FRANKFURT/M. Risiken zu tragen, ist Thomas Meier gewöhnt. Vor seiner Karriere als Fondsmanager bei Union Investment handelte der Betriebswirt mit Futures und Optionen. Auch deswegen griff der Manager des UniGlobal, Flaggschiff der Union Investment mit einem Volumen von etwa 3 Mrd. Euro, jetzt an der Börse beherzt zu: Er stockte Pharmatitel wie Schering auf und sieht bei Versicherern wegen der niedrigen Kurse die Gelegenheit zum Kauf. Meier geht davon aus, dass der Irak-Krieg, wenn überhaupt, nur eine "begrenzte Zeit" dauert - und dass die Unsicherheit bereits "ausreichend am Markt eingepreist ist". So hält er nur noch 1 % Kasse, während direkte Mitbewerber derzeit mehr als zehn Prozent liquide Mittel halten.

Der Unterschied zu anderen Fonds mit internationalen Aktien ist die regionale Gewichtung, wie Meier betont. Die Konkurrenz hält sich eher an die Benchmark, den MSCI-World-Index. Dieser gibt einen USA-Anteil von rund 55 % vor.

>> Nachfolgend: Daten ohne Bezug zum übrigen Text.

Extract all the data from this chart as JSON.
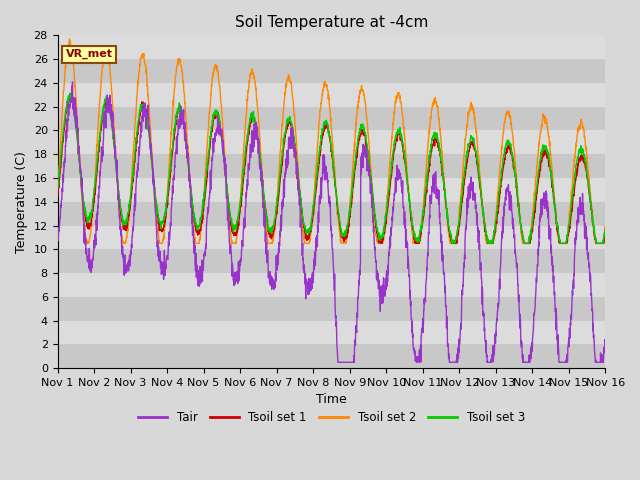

Der UniGlobal investiert jedoch nur knapp 40 % in dieser Region. Euroland ist mit 29 % und Deutschland mit gut 15 % dagegen übergewichtet. Zum Vergleich: Der Dit-Aktien-Global hat derzeit einen US-Anteil von 59 %, Euroland ist mit 10 % berücksichtigt.

Meiers Begründung für seinen hohen Euroland-Anteil: Hier sind die Kurse im Vergleich zu den USA stärker gefallen, daher biete sich ein höheres Potenzial. Außerdem hätten die Bilanzskandale in Übersee das Vertrauen der Anleger deutlich geschwächt.

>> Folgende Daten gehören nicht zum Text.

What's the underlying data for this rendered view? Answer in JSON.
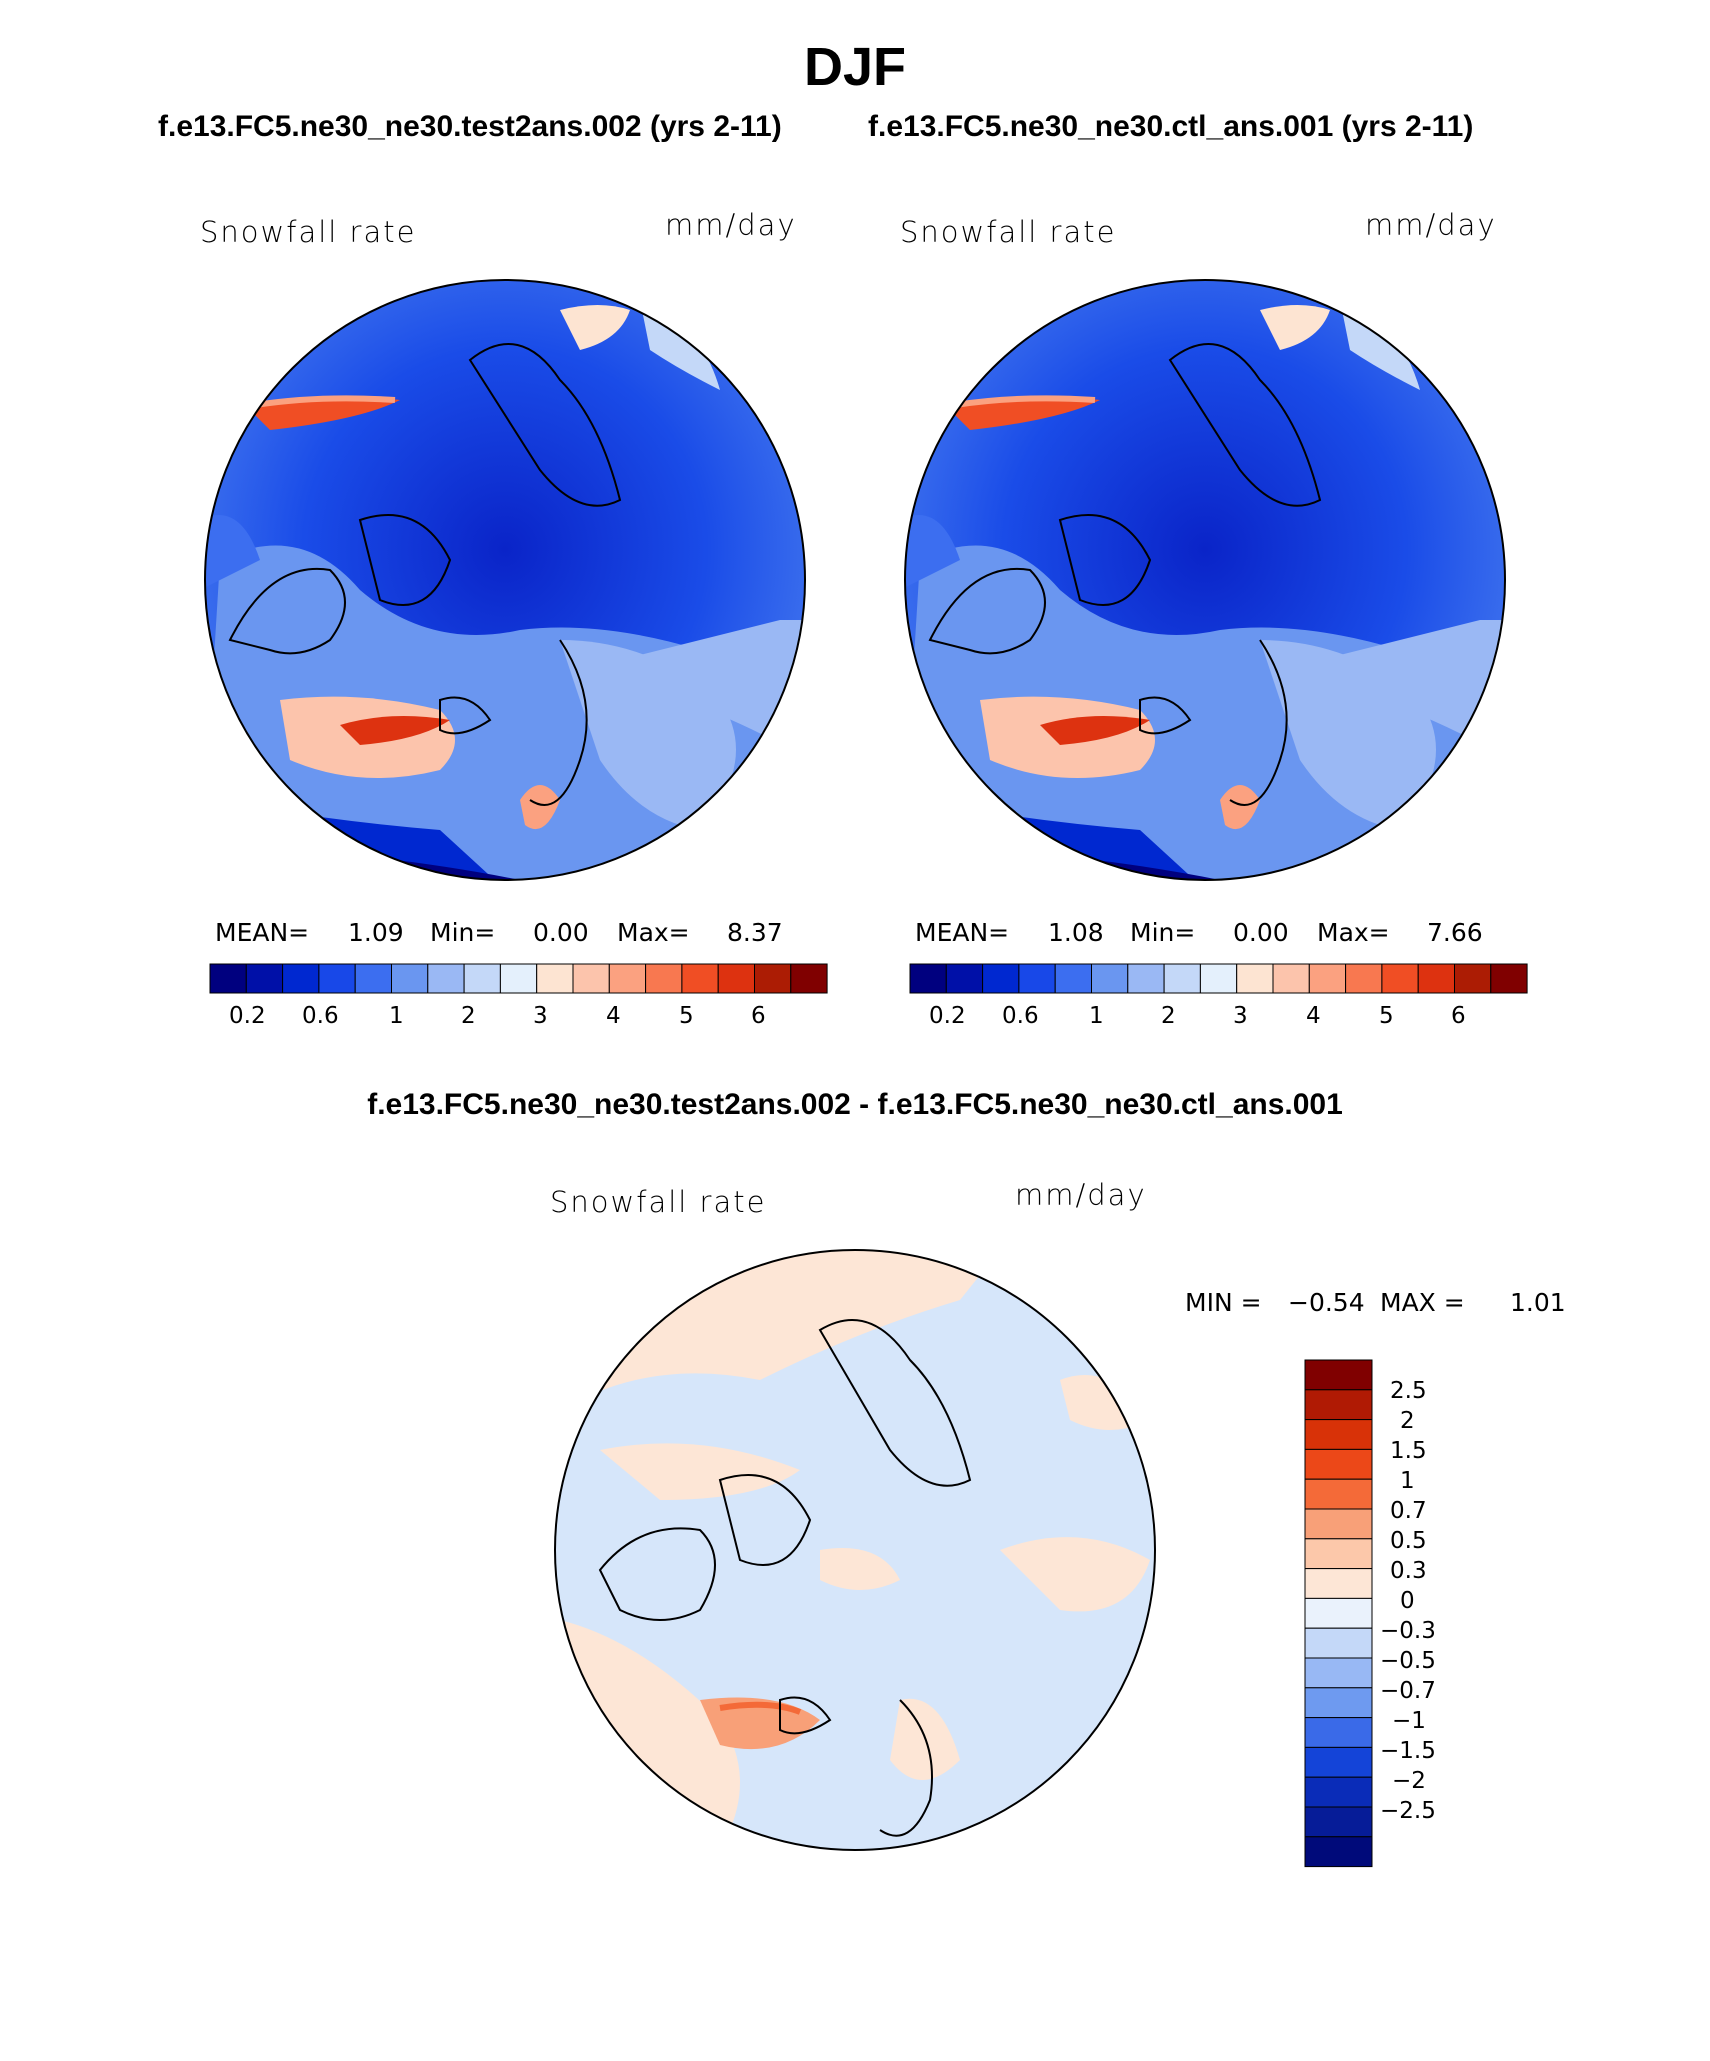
{
  "title": "DJF",
  "panels": [
    {
      "id": "test",
      "heading": "f.e13.FC5.ne30_ne30.test2ans.002 (yrs 2-11)",
      "variable": "Snowfall rate",
      "units": "mm/day",
      "stats": {
        "mean_label": "MEAN=",
        "mean": "1.09",
        "min_label": "Min=",
        "min": "0.00",
        "max_label": "Max=",
        "max": "8.37"
      }
    },
    {
      "id": "ctl",
      "heading": "f.e13.FC5.ne30_ne30.ctl_ans.001 (yrs 2-11)",
      "variable": "Snowfall rate",
      "units": "mm/day",
      "stats": {
        "mean_label": "MEAN=",
        "mean": "1.08",
        "min_label": "Min=",
        "min": "0.00",
        "max_label": "Max=",
        "max": "7.66"
      }
    }
  ],
  "horizontal_colorbar": {
    "colors": [
      "#00007f",
      "#0010a8",
      "#0028d0",
      "#1848e8",
      "#3c6ef0",
      "#6a96f0",
      "#9ab8f4",
      "#c4d8f8",
      "#e4f0fc",
      "#fde4d2",
      "#fcc4ac",
      "#fba180",
      "#f87850",
      "#f04e24",
      "#dd3210",
      "#ac1c04",
      "#800000"
    ],
    "tick_labels": [
      "0.2",
      "0.6",
      "1",
      "2",
      "3",
      "4",
      "5",
      "6"
    ]
  },
  "difference": {
    "heading": "f.e13.FC5.ne30_ne30.test2ans.002 - f.e13.FC5.ne30_ne30.ctl_ans.001",
    "variable": "Snowfall rate",
    "units": "mm/day",
    "min_label": "MIN =",
    "min": "−0.54",
    "max_label": "MAX =",
    "max": "1.01",
    "colorbar": {
      "colors_top_to_bottom": [
        "#800000",
        "#b01a04",
        "#d83208",
        "#ec4818",
        "#f46a38",
        "#f8a078",
        "#fcc8aa",
        "#fde6d6",
        "#eaf2fc",
        "#c4d8f8",
        "#98b8f4",
        "#6e9af0",
        "#3a6ae8",
        "#1444d8",
        "#0a2cb8",
        "#061c98",
        "#000a7a"
      ],
      "tick_labels": [
        "2.5",
        "2",
        "1.5",
        "1",
        "0.7",
        "0.5",
        "0.3",
        "0",
        "−0.3",
        "−0.5",
        "−0.7",
        "−1",
        "−1.5",
        "−2",
        "−2.5"
      ]
    }
  }
}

Besser fährt Meier mit seiner Strategie zumindest auf den ersten Blick nicht. Das Anlageergebnis des Fondsmanagers weicht kaum nennenswert vom MSCI-World-Index ab (siehe Tabelle): So hat er im letzten Jahr einen Verlust von 31,95 % kassiert. Der Index verlor 31,96 %. Auf Sicht von drei Jahren (per 31.12.2002) schlägt das Pendel allerdings zugunsten des Fonds aus. Seine Performance liegt bei gut minus 40 %, während der Index um über 43 % absackte. Auf Sicht von fünf Jahren hat Meier dann endgültig die Nase vorn: Er erzielte ein Plus von über 9 %, der Index verlor 4,2 %.

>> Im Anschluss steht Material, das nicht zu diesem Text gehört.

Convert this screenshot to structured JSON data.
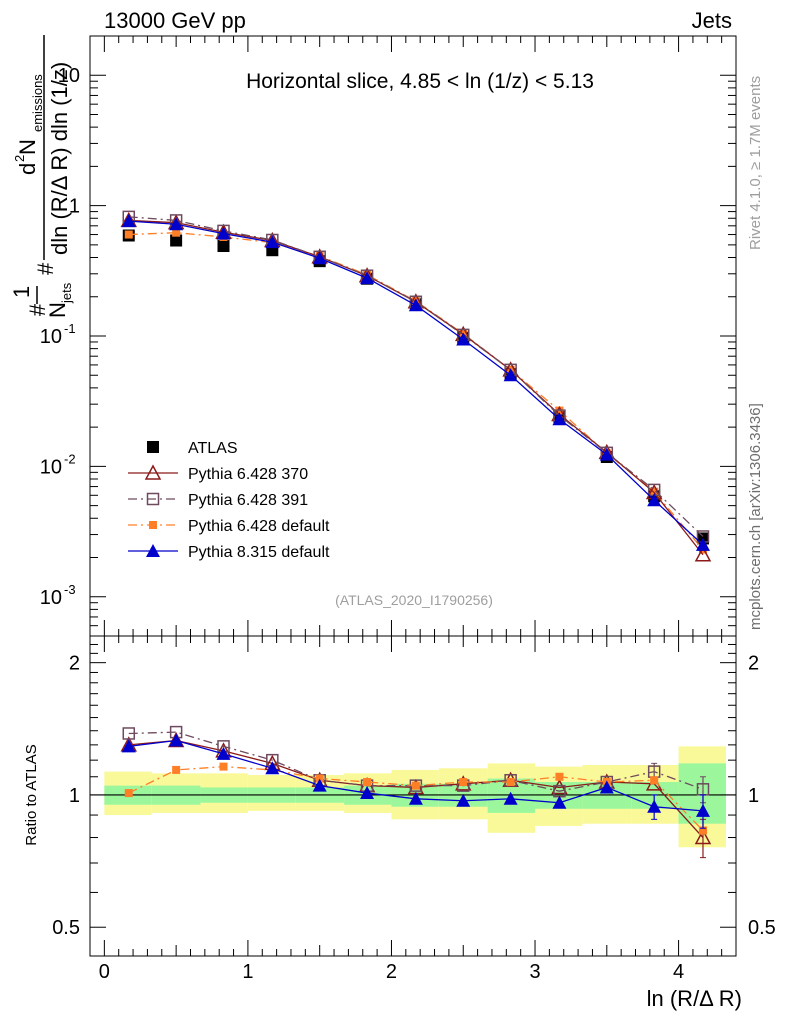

Der Fondsmanager betont, er gehe beim Aktienkauf nicht von vornherein nach dem Kriterium "Wachstumswert oder Substanzwert" vor; ein Unternehmen müsse ihn überzeugen. Dabei wählt er bevorzugt Marktführer wie etwa sein Engagement in Aktien der Citigroup zeigt. Ebenso wichtig ist ihm aber auch ein gutes Management.

Seinen Angaben zufolge haben Finanzwerte gegenwärtig ein Gewicht von rund 25 % und bilden damit den Schwerpunkt im UniGlobal, gefolgt von Konsum- und Pharmawerten. Der Technologiesektor ist zu 7 % enthalten, Telekomtitel zu 6 %. An Einzeltitel ist Philip Morris aktuell mit 3 % vergleichsweise hoch gewichtet. Meier lobt die Profitabilität des Unternehmens - auch wenn die Gefahr bestehe, dass einige US-Kunden zu billigeren Marken wechseln könnten. Die Dividendenrendite von 7 % für 2003 sei ein weiterer Pluspunkt.

Auffällig ist die hohe Gewichtung der Deutschen Börse AG im Fonds. Deren Anteile sind mit immerhin 2,6 % gewichtet. Die Börse habe mit der Eurex - der weltweit erfolgreichsten Terminbörse - gezeigt, dass sie über hochwertige Technik verfüge, argumentiert Meier. An weiteren Dax-Titeln sind Schering und Allianz im Fonds enthalten. Meier lobt die solide Bilanz von Schering. "Die Produktpipeline des Unternehmen ist prall gefüllte und das Management sehr gut", sagt der Fondsmanager. Das Übernahmedebakel mit der Dresdner Bank sei mittlerweile im Allianz-Kurs eingepreist, daher hält Meier den Titel für unterbewertet. "Der Managementwechsel von Schulte-Noelle zu Diekmann wird keinen Kulturschock auslösen, sondern lässt eher weiter ein hartes Durchgreifen erwarten", führt der Fondsmanager aus. Nebenwerte machen zurzeit knapp 35 % des Fonds aus.

Die Kosten für den Fonds weichen übrigens nicht wesentlich vom Durchschnitt ab: 5 % Ausgabeaufschlag und maximal 1,25 % Verwaltungsvergütung.